Bewegungsmelder mit Einstellbare Nachlaufzeit
Einstellbare Nachlaufzeit bei Bewegungsmelder
Einstellbare Nachlaufzeit bezeichnet die Zeitspanne, in der ein Bewegungsmelder nach der letzten erfassten Bewegung den angeschlossenen Verbraucher eingeschaltet lässt. Das Feature ist bei vielen Modellen für Innen- und Außenbereiche relevant, etwa für Flure, Eingänge, Treppenhäuser, Keller, Carports oder Fassadenbeleuchtung.
Funktionsweise
Nach der Bewegungserkennung startet im Sensor eine definierte Zeitverzögerung. Wird innerhalb dieses Zeitfensters erneut Bewegung erkannt, beginnt die Laufzeit erneut. So bleibt Licht bedarfsgerecht aktiv. Je nach Gerät ist die Dauer per Drehregler, Taster, App oder Fernbedienung in Sekunden- oder Minutenbereichen einstellbar.
Vorteile für den Nutzer
- Mehr Komfort: Licht bleibt lang genug an, ohne manuelles Nachschalten.

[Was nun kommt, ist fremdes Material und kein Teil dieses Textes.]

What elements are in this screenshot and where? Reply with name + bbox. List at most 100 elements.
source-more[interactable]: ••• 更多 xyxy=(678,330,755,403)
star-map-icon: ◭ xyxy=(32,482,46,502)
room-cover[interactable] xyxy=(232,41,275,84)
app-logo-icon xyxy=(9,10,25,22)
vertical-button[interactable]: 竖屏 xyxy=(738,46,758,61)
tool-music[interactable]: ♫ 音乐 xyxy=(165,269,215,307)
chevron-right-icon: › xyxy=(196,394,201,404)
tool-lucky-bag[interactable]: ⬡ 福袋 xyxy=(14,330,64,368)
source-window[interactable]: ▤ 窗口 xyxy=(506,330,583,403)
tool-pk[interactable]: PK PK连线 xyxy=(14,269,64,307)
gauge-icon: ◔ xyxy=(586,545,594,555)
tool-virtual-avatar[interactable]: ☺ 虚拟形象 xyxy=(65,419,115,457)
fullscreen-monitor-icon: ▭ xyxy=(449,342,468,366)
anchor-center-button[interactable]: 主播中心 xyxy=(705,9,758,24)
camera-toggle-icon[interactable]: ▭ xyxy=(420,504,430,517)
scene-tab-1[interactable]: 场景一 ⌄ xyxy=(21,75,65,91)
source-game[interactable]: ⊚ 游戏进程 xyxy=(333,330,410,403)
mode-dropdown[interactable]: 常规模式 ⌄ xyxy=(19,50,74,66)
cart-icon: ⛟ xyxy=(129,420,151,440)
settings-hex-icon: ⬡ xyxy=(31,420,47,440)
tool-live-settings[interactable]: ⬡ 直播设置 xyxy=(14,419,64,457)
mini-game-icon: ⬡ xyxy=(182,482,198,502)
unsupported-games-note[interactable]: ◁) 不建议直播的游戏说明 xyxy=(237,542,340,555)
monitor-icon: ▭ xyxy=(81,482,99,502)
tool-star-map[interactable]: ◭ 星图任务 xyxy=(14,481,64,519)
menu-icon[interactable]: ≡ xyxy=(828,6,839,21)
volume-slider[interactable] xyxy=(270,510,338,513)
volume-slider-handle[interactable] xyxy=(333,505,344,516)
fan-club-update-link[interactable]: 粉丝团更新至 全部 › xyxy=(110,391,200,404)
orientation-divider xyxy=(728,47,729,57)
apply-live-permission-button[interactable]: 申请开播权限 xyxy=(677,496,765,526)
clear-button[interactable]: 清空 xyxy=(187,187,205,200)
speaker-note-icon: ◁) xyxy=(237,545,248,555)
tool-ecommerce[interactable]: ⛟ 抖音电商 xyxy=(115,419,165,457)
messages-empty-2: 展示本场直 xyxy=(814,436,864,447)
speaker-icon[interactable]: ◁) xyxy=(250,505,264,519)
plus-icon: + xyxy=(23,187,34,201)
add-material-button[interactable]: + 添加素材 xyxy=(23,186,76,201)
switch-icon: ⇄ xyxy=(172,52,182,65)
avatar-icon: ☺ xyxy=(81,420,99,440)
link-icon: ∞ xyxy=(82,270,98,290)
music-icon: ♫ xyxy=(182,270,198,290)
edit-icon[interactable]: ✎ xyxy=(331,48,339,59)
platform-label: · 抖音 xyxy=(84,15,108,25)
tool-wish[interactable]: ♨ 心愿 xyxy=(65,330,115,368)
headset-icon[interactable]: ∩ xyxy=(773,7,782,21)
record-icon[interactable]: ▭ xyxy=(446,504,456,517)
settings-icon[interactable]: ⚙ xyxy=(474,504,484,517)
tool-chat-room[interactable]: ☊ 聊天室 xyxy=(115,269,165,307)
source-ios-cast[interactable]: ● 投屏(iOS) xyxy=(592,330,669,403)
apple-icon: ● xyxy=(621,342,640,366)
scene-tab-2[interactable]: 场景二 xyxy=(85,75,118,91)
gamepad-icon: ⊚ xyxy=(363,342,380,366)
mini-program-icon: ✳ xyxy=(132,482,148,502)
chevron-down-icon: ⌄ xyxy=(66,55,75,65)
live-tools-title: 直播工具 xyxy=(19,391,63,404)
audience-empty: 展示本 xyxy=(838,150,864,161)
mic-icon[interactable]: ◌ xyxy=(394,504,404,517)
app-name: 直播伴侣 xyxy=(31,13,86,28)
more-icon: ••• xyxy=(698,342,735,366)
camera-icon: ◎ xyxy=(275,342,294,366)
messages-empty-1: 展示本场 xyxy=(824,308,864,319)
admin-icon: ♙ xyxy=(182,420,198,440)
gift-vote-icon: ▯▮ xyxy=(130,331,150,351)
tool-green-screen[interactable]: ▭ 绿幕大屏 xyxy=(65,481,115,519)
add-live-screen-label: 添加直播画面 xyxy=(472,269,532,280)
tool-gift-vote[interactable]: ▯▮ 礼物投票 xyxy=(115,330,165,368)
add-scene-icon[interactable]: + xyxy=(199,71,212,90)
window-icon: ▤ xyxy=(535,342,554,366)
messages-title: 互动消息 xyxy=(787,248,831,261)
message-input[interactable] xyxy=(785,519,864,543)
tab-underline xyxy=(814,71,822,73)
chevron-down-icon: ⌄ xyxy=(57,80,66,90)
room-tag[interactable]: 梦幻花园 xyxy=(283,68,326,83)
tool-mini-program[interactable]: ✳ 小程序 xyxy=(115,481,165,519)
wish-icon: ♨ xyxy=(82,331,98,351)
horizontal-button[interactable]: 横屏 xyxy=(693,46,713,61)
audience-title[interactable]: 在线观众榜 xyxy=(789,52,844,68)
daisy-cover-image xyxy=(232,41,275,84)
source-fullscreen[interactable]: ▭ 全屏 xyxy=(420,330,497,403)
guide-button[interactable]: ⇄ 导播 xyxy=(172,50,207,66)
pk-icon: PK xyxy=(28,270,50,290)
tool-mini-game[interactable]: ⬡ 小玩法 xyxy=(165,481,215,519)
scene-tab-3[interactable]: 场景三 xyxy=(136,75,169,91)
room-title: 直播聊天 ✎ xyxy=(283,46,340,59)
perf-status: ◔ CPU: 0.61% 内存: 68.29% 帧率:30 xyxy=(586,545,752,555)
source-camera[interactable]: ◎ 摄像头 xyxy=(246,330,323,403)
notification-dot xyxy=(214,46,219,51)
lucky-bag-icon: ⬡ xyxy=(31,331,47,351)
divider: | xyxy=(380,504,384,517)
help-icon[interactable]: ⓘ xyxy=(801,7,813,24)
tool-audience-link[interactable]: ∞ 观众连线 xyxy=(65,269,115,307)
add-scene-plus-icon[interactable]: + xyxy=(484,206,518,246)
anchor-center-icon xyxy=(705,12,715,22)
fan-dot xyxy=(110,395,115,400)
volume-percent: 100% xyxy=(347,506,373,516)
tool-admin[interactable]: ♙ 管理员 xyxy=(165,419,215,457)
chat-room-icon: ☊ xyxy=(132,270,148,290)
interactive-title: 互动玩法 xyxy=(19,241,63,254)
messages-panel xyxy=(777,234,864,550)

- Weniger Energieverbrauch: Keine unnötig langen Schaltzeiten.
- Passgenaue Lichtsteuerung: Anpassbar an Raumgröße, Nutzung und Laufwege.
- Mehr Sicherheit: Wege, Treppen und Zugänge bleiben zuverlässig ausgeleuchtet.
Typische Einsatzbereiche
Besonders sinnvoll ist die Funktion in Durchgangsbereichen mit wechselnder Aufenthaltsdauer. Im Wohnbereich profitieren Flur, Bad und Keller; im Außenbereich Hauseingang, Garage und Gartenweg; im Gewerbe Büroflure, Lagerzonen und Sanitärbereiche.
Kaufberatung & Relevanz
Einstellbare Nachlaufzeit ist wichtig, wenn Beleuchtung weder zu früh abschalten noch unnötig lange eingeschaltet bleiben soll. Empfehlenswert ist dieses Extra für Privatnutzer, Vermieter, Installateure und Gewerbekunden, die Wert auf Energieeffizienz, bedarfsgerechte Schaltzeiten und eine präzise Sensorsteuerung legen.